April 21, 2016—(BRONX, NY)—Alzheimer’s disease is the most common cause of dementia in older people. Its cause is unknown but genetic evidence implicate the processing and function of the amyloid precursor protein (APP).
Luciano D’Adamio, M.D., Ph.D., professor of microbiology & immunology at Albert Einstein College of Medicine, has received a five-year, $3.6-million grant from the National Institutes of Health to continue his research into how APP is processed in the brain.
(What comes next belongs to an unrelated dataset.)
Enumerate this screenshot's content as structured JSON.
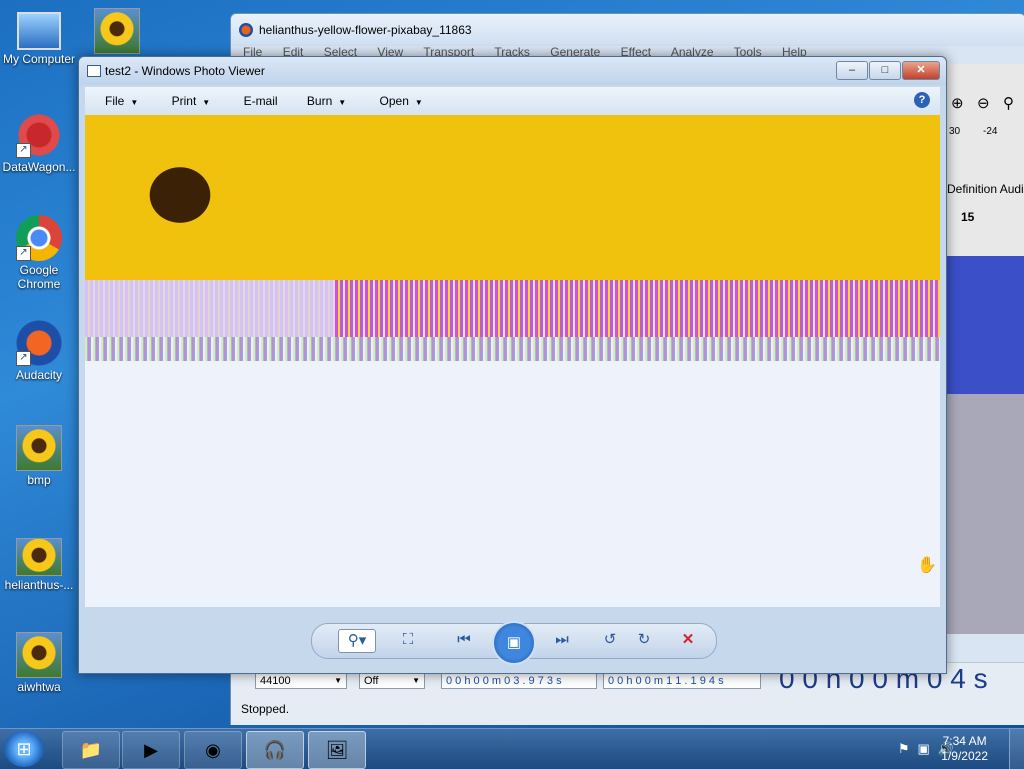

Genetic evidence suggests that the way APP is processed contributes to Alzheimer’s disease. The protein is first cleaved by the enzyme beta-secretase 1 (BACE1). Some people—those possessing a variant of APP for which processing by BACE1 is reduced—are protected from developing Alzheimer’s disease and from experiencing normal age-dependent cognitive decline. And mutations in genes that regulate APP processing are known to cause familial dementias. Yet little is known about the physiological relevance of APP processing or of APP itself.
Although best known for its involvement in Alzheimer’s, APP also plays a key role in synaptic transmission, i.e., conveying neural impulses across synapses. The NIH grant will allow Dr. D’Adamio to analyze the role of APP (and of APLP2, a member of the APP protein family) in synaptic transmission and to investigate the molecular mechanisms that underlie it. He and his colleagues will also study how the processing of APP and APLP2 regulates synaptic transmission.
A better understanding of APP’s synaptic function may shed light on the pathogenesis of Alzheimer’s and reveal targets for drugs aimed at treating this devastating disease.
The grant is titled Mechanisms of APP and APLP2 Function at Synapses (R01AG052286).